Impact
A flaw in the Linux kernel’s HFS+ filesystem module causes a memory leak when a superblock is allocated but subsequent initialization fails. The kernel fails to free the filesystem‑specific data structure sb->s_fs_info, leaving it allocated and unwieldy. Repeated failures of mounting an HFS+ filesystem with the new mount API can therefore accumulate unused memory, which may ultimately exhaust system memory and degrade or halt kernel scheduling, resulting in a denial of service.

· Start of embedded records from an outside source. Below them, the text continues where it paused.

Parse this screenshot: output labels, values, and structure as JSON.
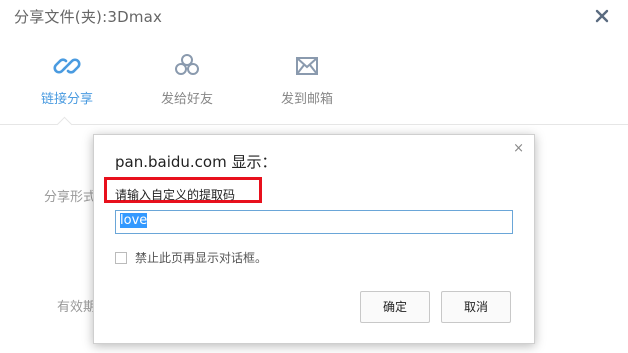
{
  "share": {
    "title": "分享文件(夹):3Dmax",
    "tabs": [
      {
        "label": "链接分享",
        "icon": "link-icon",
        "active": true
      },
      {
        "label": "发给好友",
        "icon": "friends-icon",
        "active": false
      },
      {
        "label": "发到邮箱",
        "icon": "email-icon",
        "active": false
      }
    ],
    "form_labels": {
      "share_form": "分享形式",
      "validity": "有效期"
    }
  },
  "prompt": {
    "origin": "pan.baidu.com 显示：",
    "message": "请输入自定义的提取码",
    "input_value": "love",
    "checkbox_label": "禁止此页再显示对话框。",
    "ok_label": "确定",
    "cancel_label": "取消",
    "close_glyph": "×"
  },
  "colors": {
    "accent": "#4a9be0",
    "highlight": "#e8101c"
  }
}
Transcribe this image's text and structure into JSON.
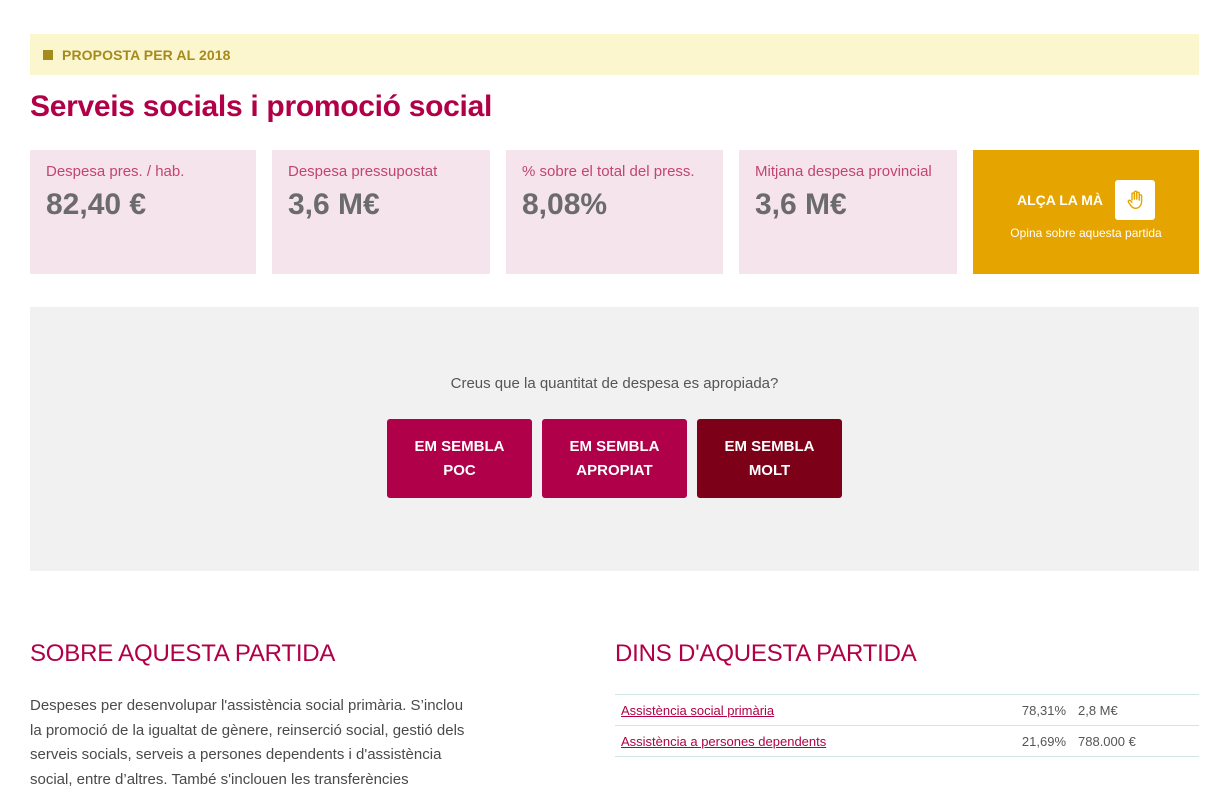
{
  "banner": {
    "label": "PROPOSTA PER AL 2018"
  },
  "title": "Serveis socials i promoció social",
  "kpis": [
    {
      "label": "Despesa pres. / hab.",
      "value": "82,40 €"
    },
    {
      "label": "Despesa pressupostat",
      "value": "3,6 M€"
    },
    {
      "label": "% sobre el total del press.",
      "value": "8,08%"
    },
    {
      "label": "Mitjana despesa provincial",
      "value": "3,6 M€"
    }
  ],
  "vote": {
    "label": "ALÇA LA MÀ",
    "sub": "Opina sobre aquesta partida",
    "icon": "hand-icon"
  },
  "survey": {
    "question": "Creus que la quantitat de despesa es apropiada?",
    "buttons": [
      "EM SEMBLA POC",
      "EM SEMBLA APROPIAT",
      "EM SEMBLA MOLT"
    ]
  },
  "about": {
    "heading": "SOBRE AQUESTA PARTIDA",
    "text": "Despeses per desenvolupar l'assistència social primària. S’inclou la promoció de la igualtat de gènere, reinserció social, gestió dels serveis socials, serveis a persones dependents i d'assistència social, entre d’altres. També s'inclouen les transferències"
  },
  "inside": {
    "heading": "DINS D'AQUESTA PARTIDA",
    "rows": [
      {
        "name": "Assistència social primària",
        "pct": "78,31%",
        "amount": "2,8 M€"
      },
      {
        "name": "Assistència a persones dependents",
        "pct": "21,69%",
        "amount": "788.000 €"
      }
    ]
  },
  "colors": {
    "accent": "#b10047",
    "dark_accent": "#7d0019",
    "gold": "#e5a400",
    "kpi_bg": "#f6e4ec",
    "banner_bg": "#fcf6cf"
  }
}
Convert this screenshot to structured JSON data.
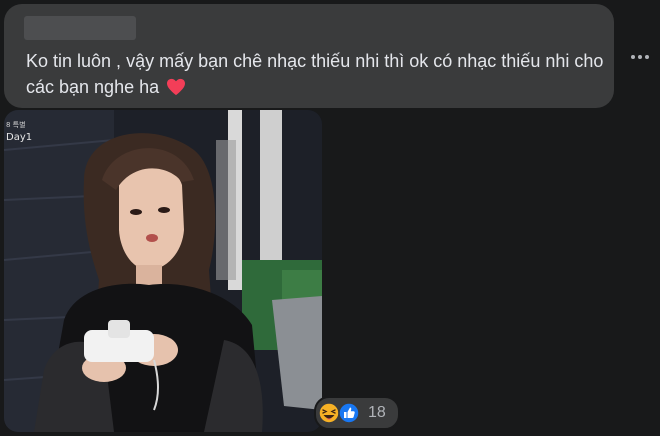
{
  "comment": {
    "text": "Ko tin luôn , vậy mấy bạn chê nhạc thiếu nhi thì ok có nhạc thiếu nhi cho các bạn nghe ha",
    "emoji": "heart-icon"
  },
  "photo": {
    "tag_small": "8 특별",
    "tag": "Day1"
  },
  "reactions": {
    "icons": [
      "haha-icon",
      "like-icon"
    ],
    "count": "18"
  },
  "colors": {
    "background": "#18191a",
    "bubble": "#3a3b3c",
    "text": "#e4e6eb",
    "muted": "#b0b3b8",
    "heart": "#f33e58",
    "like": "#1877f2",
    "haha": "#f7b125"
  }
}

The weakness is represented by CWE‑763 (Resource Leak).
Affected Systems
The vulnerability affects all Linux kernel builds that include the default HFS+ filesystem module. No specific kernel version is specified, so any kernel running a version that has not yet been patched to free sb->s_fs_info during superblock cleanup is potentially impacted. This includes common vendor distributions that ship their own kernel copies.
Risk and Exploitability
The CVSS score of 5.5 indicates medium severity. The EPSS score of 0.00022 indicates a very low probability of exploitation, and the issue is not listed in CISA KEV. Based on the description, it is inferred that the attack vector is local privileged, requiring the attacker to execute a mount operation for an HFS+ filesystem using the new API. The vulnerability can be triggered by failed mount attempts, which could arise from malicious software purposely causing such failures or from automatic mounting of removable media with corrupted or unsupported HFS+ partitions. The exploit conditions do not require network access or remote code execution, but repeated failures can lead to resource exhaustion and service degradation.